The term is quiescence, that you are looking for. This means that writes have been halted, and all data in buffer has been flushed. Part of the challenge here is this needs to be done not only at the app layer, the OS layer, the storage layer underneath that (and even at the drive level, as cheap consumer SSDs and SATA drives will have write buffers not protected).

Modern SQL commits writes first to the transaction log then to the database, and in the event of a power loss can "replay" the transaction log. The problem is if the log is large the can take a REALLY long time, and if you have systems underneath that ACK'd writes at the SCSI layer out of order (Consumer level SSDs) this might not properly recover."

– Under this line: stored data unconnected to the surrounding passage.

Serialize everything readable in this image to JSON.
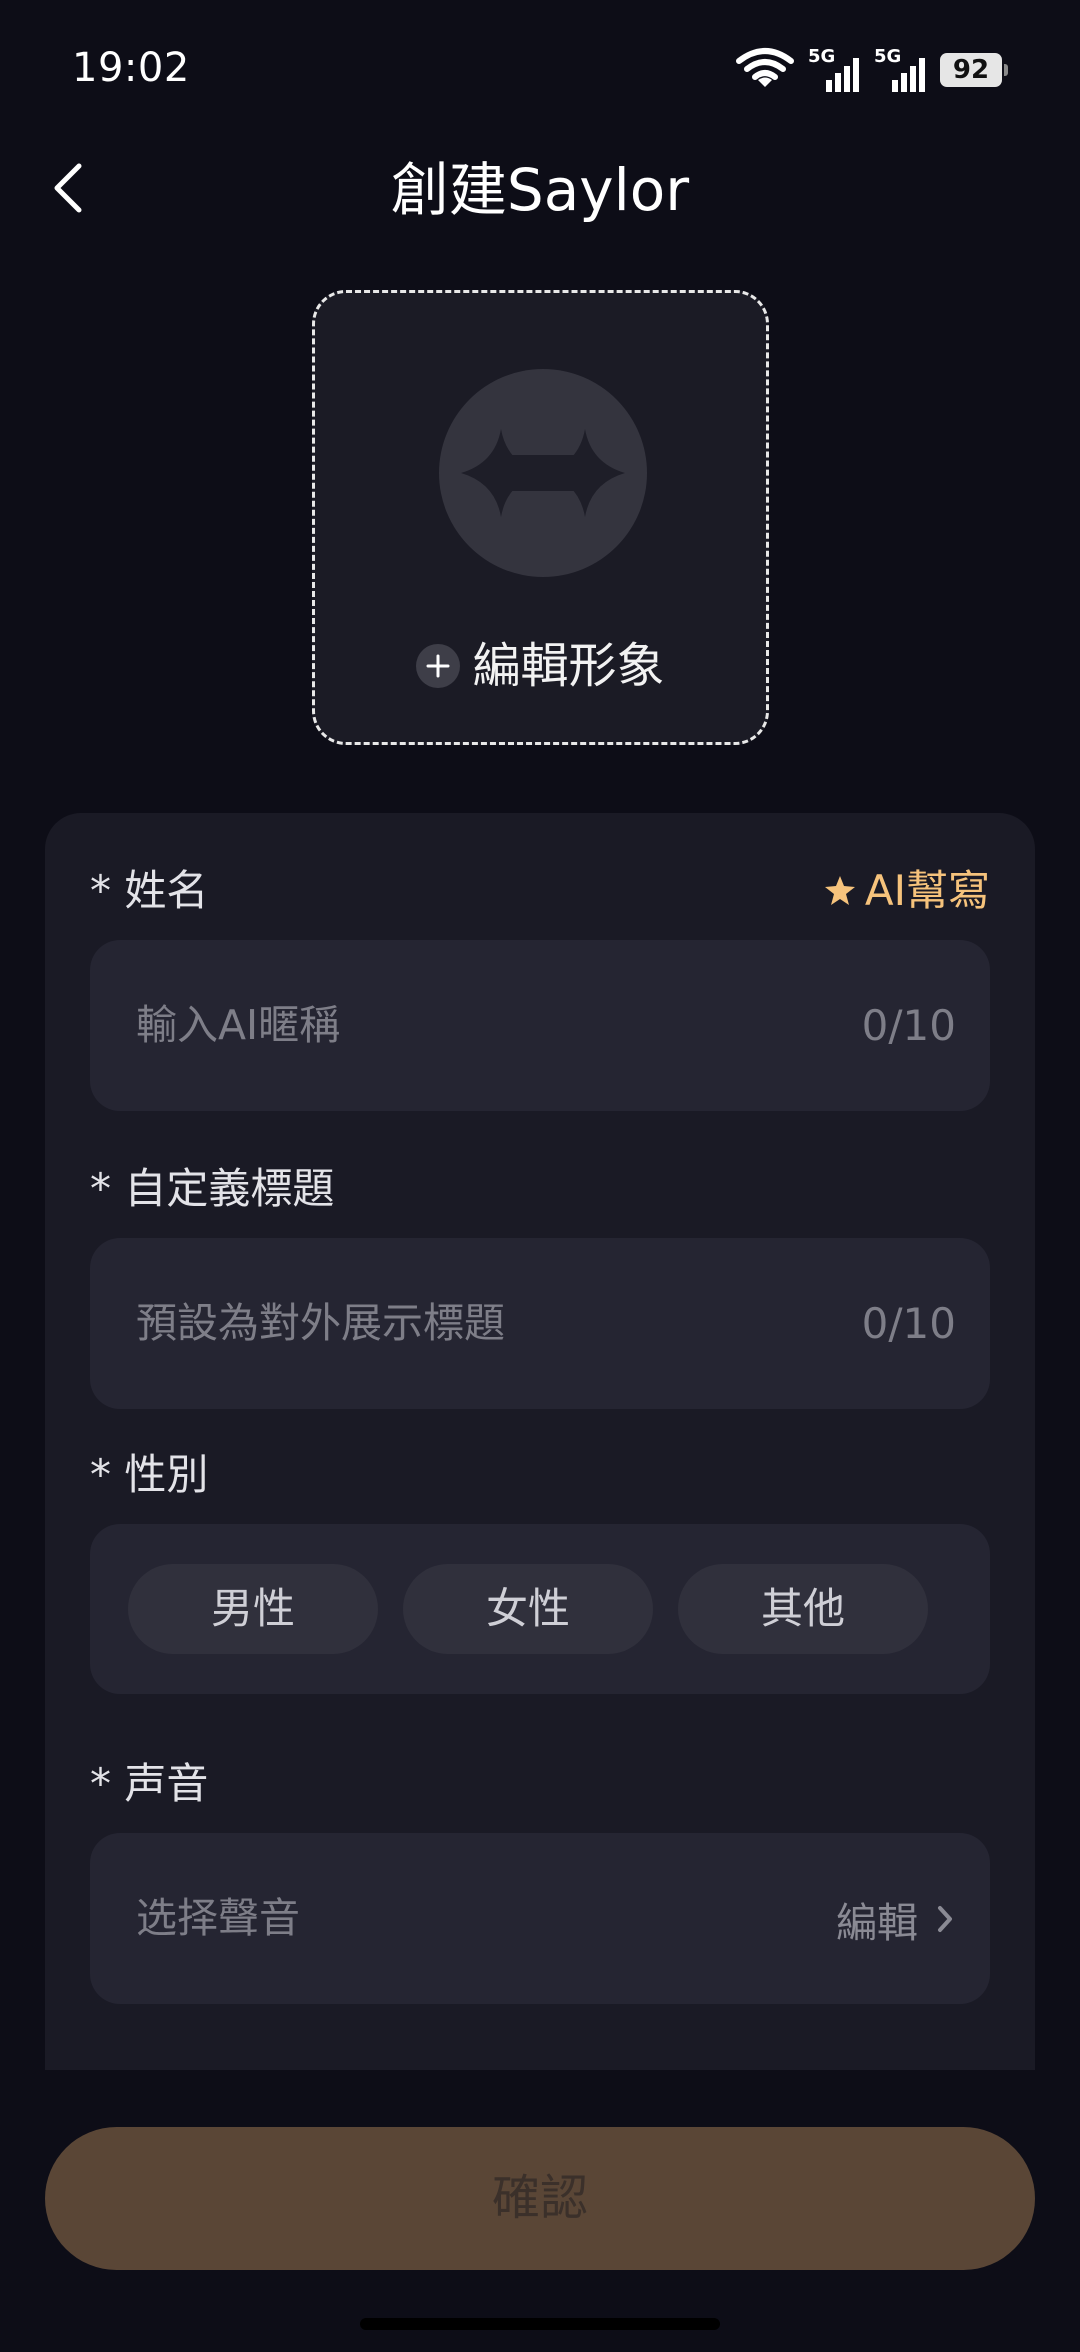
{
  "status_bar": {
    "time": "19:02",
    "network_1": "5G",
    "network_2": "5G",
    "battery": "92"
  },
  "header": {
    "title": "創建Saylor"
  },
  "avatar": {
    "edit_label": "編輯形象"
  },
  "form": {
    "name": {
      "label": "* 姓名",
      "ai_write_label": "AI幫寫",
      "placeholder": "輸入AI暱稱",
      "count": "0/10"
    },
    "custom_title": {
      "label": "* 自定義標題",
      "placeholder": "預設為對外展示標題",
      "count": "0/10"
    },
    "gender": {
      "label": "* 性別",
      "options": [
        "男性",
        "女性",
        "其他"
      ]
    },
    "voice": {
      "label": "* 声音",
      "placeholder": "选择聲音",
      "edit_label": "編輯"
    }
  },
  "confirm_label": "確認",
  "colors": {
    "background": "#0d0d17",
    "card": "#1a1a25",
    "input": "#252532",
    "accent": "#f6c37c",
    "confirm_button": "#5a4636"
  }
}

Not really sure what data is sitting in the buffer during a power outage though. Meta data waiting to be written to tran logs? So then when a power outage happens and that buffer gets flushed, there's an inconsistency in those tran logs that were mid-write...

That's where atomic commits come in. They make sure that everything is quiesced before anything goes to the database. ZFS does the same thing for different tasks. This really isn't an issue in a properly designed database - unless you've added a caching layer yourself that doesn't honour the flush commands from higher up the stack. Then it is on your own head. You could always put your database into RAM and cause it to fail like that if you wanted.

I found out what he was talking about. Commit to tran log > Application acknowledge transaction > written to DB. The data that gets flushed shouldn't matter because most applications wouldn't acknowledge something that isn't commit. So if there was a power outage then the tran logs could just replay, app acknowledges, and so on.

I was missing something, and only thinking of tran logs and the database. Didn't think he had been talking about the front end.

scottalanmiller

@BBigford said in SQL understanding - power outage:

@scottalanmiller said in SQL understanding - power outage:

@BBigford said in SQL understanding - power outage:

Here's what the person I heard it from said:

"likely easy to talk on the phone (i'm on a conference call, but have time this afternoon).

The term is quiescence, that you are looking for. This means that writes have been halted, and all data in buffer has been flushed. Part of the challenge here is this needs to be done not only at the app layer, the OS layer, the storage layer underneath that (and even at the drive level, as cheap consumer SSDs and SATA drives will have write buffers not protected).

Modern SQL commits writes first to the transaction log then to the database, and in the event of a power loss can "replay" the transaction log. The problem is if the log is large the can take a REALLY long time, and if you have systems underneath that ACK'd writes at the SCSI layer out of order (Consumer level SSDs) this might not properly recover."

Not really sure what data is sitting in the buffer during a power outage though. Meta data waiting to be written to tran logs? So then when a power outage happens and that buffer gets flushed, there's an inconsistency in those tran logs that were mid-write...

That's where atomic commits come in. They make sure that everything is quiesced before anything goes to the database. ZFS does the same thing for different tasks. This really isn't an issue in a properly designed database - unless you've added a caching layer yourself that doesn't honour the flush commands from higher up the stack. Then it is on your own head. You could always put your database into RAM and cause it to fail like that if you wanted.

I found out what he was talking about. Commit to tran log > Application acknowledge transaction > written to DB. The data that gets flushed shouldn't matter because most applications wouldn't acknowledge something that isn't commit. So if there was a power outage then the tran logs could just replay, app acknowledges, and so on.

I was missing something, and only thinking of tran logs and the database. Didn't think he had been talking about the front end.

Ah, okay. Yeah, if the application doesn't wait for the database, it's just being reckless.